Aos 95 anos, o ator norte-americano Robert Duvall faleceu neste domingo (15), em sua casa, conforme anunciou sua esposa, Luciana Duvall, nas redes sociais na segunda-feira (16). A causa da morte não foi divulgada, mas a companheira do artista desde 2005 garantiu que ele partiu "em paz, cercado de amor e conforto".
Luciana Duvall usou as redes sociais para homenagear o marido, destacando sua dedicação à arte. "Em cada um de seus muitos papéis, Bob se entregou por completo aos seus personagens e à verdade do espírito humano que eles representavam. Ao fazer isso, ele deixa algo duradouro e inesquecível para todos nós", escreveu ela.
Em um tom mais pessoal, a esposa completou: "Para o mundo, ele era um ator vencedor do Oscar, um diretor, um contador de histórias. Para mim, ele era simplesmente tudo. Sua paixão pelo seu ofício era igualada apenas por seu profundo amor pelos personagens, por uma boa refeição e por reunir as pessoas ao seu redor".

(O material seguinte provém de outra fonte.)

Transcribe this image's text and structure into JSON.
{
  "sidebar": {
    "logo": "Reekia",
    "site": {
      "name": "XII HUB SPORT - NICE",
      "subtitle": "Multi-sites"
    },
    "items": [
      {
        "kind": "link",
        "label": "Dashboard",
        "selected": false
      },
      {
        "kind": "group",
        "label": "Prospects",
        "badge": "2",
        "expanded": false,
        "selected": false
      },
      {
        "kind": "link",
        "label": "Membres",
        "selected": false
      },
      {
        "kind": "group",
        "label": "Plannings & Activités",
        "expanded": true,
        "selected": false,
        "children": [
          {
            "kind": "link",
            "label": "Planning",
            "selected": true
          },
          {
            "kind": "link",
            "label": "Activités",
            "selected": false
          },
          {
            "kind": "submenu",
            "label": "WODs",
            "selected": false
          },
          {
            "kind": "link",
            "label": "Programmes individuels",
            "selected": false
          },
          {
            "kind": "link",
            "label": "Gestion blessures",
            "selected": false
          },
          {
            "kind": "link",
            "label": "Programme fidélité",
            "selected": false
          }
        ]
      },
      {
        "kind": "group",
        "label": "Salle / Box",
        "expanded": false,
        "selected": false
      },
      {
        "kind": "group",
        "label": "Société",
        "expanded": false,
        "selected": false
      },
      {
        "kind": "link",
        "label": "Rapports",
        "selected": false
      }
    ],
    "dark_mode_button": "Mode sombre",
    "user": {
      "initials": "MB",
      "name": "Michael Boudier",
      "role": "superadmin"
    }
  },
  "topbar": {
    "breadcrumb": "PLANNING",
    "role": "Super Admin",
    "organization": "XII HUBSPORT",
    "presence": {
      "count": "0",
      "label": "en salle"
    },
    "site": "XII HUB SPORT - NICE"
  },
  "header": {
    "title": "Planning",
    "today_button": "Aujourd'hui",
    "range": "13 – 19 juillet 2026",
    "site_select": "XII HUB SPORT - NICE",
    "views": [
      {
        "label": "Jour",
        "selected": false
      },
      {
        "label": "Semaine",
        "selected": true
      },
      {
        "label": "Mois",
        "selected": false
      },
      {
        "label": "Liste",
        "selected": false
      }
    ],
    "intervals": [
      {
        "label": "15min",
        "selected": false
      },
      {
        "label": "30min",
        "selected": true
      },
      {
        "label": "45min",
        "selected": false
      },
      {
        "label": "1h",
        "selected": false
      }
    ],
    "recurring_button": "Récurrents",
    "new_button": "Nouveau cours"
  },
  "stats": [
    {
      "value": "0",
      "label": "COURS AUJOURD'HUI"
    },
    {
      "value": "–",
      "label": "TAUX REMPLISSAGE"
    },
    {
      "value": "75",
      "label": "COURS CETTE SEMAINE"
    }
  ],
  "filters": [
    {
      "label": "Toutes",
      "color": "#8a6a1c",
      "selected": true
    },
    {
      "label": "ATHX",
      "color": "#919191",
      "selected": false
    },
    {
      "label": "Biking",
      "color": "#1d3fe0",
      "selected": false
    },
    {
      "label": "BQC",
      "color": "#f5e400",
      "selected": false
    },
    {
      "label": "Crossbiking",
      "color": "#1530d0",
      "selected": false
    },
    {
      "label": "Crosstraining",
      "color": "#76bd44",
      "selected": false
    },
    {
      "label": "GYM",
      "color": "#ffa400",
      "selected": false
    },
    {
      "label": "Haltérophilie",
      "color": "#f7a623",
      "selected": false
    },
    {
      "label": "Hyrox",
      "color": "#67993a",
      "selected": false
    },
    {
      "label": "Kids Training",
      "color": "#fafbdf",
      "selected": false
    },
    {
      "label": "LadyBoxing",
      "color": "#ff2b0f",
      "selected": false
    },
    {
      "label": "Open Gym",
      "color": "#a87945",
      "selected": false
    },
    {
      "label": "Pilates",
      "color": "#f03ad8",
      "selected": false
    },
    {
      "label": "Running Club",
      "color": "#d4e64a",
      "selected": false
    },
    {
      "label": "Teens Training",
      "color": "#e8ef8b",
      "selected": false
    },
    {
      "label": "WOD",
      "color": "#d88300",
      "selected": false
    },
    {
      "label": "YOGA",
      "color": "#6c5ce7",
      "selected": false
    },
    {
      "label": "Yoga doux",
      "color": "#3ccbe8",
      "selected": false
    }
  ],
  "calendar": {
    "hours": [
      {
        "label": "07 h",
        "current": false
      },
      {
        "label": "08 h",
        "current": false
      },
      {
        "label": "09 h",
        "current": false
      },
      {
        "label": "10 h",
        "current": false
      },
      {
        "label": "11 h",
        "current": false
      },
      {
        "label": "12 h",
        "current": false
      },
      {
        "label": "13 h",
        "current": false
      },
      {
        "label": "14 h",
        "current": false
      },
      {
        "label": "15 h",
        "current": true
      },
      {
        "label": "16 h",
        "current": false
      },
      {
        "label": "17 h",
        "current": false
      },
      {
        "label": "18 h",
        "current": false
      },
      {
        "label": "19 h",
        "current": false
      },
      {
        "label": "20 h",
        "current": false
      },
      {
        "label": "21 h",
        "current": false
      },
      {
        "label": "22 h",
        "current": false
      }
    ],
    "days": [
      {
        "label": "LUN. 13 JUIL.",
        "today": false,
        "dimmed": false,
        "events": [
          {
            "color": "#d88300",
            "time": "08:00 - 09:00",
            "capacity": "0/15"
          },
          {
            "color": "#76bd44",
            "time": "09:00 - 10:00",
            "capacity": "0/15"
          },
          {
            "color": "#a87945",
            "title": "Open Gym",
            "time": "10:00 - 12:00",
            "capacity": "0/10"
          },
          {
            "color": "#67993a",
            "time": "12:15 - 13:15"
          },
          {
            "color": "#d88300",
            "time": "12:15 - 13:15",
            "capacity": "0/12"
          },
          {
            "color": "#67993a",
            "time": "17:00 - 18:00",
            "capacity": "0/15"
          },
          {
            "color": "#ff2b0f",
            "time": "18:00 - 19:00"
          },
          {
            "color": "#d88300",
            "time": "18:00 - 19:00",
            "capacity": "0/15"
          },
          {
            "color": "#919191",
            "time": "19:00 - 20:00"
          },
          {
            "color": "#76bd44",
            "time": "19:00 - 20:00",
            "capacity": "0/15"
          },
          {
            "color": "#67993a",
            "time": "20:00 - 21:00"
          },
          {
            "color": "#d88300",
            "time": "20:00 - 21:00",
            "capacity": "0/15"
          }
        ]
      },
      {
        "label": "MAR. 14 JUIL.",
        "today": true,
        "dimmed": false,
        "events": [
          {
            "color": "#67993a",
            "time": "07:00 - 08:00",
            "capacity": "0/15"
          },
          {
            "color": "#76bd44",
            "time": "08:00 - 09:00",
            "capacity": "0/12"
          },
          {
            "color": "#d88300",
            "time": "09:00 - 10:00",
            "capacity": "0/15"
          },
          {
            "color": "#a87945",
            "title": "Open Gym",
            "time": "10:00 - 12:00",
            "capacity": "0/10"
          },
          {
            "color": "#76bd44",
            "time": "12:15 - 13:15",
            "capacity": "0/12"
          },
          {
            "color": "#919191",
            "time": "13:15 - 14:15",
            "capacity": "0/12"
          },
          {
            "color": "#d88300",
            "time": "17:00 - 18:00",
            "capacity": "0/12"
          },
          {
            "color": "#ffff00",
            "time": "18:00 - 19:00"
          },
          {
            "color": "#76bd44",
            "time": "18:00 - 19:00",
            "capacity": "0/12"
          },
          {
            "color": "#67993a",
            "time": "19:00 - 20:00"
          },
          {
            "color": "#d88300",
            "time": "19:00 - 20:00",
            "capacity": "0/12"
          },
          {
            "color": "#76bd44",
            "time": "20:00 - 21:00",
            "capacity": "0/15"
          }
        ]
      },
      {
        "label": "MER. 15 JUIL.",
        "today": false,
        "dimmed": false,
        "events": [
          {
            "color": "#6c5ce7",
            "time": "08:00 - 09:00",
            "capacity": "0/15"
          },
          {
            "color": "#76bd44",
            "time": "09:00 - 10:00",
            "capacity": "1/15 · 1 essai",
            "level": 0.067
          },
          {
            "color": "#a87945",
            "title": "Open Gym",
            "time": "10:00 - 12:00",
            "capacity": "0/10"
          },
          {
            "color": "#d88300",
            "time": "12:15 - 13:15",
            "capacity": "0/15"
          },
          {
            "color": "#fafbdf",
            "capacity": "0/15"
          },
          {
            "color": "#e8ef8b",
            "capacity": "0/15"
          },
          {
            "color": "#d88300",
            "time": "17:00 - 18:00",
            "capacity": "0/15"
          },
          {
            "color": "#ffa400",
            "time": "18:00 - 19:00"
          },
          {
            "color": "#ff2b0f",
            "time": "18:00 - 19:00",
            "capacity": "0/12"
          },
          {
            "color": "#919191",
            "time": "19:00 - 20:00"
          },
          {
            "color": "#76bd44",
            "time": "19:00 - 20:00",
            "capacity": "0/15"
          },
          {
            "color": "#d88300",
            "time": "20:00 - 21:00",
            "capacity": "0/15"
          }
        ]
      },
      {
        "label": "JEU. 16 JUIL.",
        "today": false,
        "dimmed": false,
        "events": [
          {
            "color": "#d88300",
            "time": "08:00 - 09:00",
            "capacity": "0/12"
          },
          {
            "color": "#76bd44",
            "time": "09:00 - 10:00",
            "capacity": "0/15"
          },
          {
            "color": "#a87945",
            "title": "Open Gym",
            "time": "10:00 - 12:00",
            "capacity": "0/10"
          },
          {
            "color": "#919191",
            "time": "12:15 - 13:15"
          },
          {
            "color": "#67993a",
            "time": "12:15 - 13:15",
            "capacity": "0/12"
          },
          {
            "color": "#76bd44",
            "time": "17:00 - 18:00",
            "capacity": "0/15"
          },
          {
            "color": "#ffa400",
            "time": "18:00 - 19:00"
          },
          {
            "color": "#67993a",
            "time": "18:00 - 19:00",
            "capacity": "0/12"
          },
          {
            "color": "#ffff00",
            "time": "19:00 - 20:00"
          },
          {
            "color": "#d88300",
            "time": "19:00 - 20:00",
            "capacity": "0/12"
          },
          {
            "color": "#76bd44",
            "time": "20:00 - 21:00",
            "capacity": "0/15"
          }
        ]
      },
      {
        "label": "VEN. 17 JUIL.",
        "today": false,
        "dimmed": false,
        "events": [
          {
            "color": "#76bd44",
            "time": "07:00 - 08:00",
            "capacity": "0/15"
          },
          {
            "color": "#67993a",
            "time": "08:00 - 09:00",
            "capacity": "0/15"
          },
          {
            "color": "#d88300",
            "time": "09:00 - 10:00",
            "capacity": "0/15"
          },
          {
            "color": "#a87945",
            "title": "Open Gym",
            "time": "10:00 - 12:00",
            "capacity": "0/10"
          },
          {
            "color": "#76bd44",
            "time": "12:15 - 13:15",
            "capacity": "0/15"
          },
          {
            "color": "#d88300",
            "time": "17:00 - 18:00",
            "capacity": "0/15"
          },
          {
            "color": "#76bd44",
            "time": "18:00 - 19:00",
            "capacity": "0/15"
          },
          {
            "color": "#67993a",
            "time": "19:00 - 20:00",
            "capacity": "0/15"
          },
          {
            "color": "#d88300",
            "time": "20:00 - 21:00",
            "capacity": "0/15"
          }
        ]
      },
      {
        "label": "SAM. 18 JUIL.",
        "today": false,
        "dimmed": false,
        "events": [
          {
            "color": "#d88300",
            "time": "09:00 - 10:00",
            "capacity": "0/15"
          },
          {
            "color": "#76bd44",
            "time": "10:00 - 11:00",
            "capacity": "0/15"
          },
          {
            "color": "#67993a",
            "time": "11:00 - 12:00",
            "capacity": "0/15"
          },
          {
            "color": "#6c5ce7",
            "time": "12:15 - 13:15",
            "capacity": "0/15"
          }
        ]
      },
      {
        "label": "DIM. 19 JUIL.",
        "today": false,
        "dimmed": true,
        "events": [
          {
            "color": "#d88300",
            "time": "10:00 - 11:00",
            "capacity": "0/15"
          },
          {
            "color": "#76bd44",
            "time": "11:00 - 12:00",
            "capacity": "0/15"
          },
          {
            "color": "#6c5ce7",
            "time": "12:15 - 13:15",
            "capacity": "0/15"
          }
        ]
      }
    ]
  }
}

Robert Duvall iniciou sua carreira no teatro na década de 1950 e estreou no cinema em 1962, interpretando Arthur "Boo" Radley na adaptação do clássico da literatura O Sol É para Todos. Ao longo de mais de seis décadas, ele participou de obras icônicas da filmografia hollywoodiana, como Bravura Indômita, Rede de Intrigas, Apocalipse Now e a trilogia O Poderoso Chefão. Seu último trabalho foi uma participação no filme O Pálido Olho Azul, lançado em 2022.
O ator foi indicado sete vezes ao Oscar e venceu em 1983, pelo seu papel no faroeste A Força do Carinho. Também recebeu sete indicações ao Globo de Ouro, com quatro vitórias. Sua última indicação a ambos os prêmios foi por ator coadjuvante por seu papel em O Juiz.
A notícia da morte de Robert Duvall se espalhou rapidamente, com fãs e colegas de profissão prestigiando sua contribuição ao cinema. Sua carreira, marcada por personagens complexos e memoráveis, deixa um legado que atravessa gerações, consolidando-o como uma das figuras mais respeitadas da sétima arte.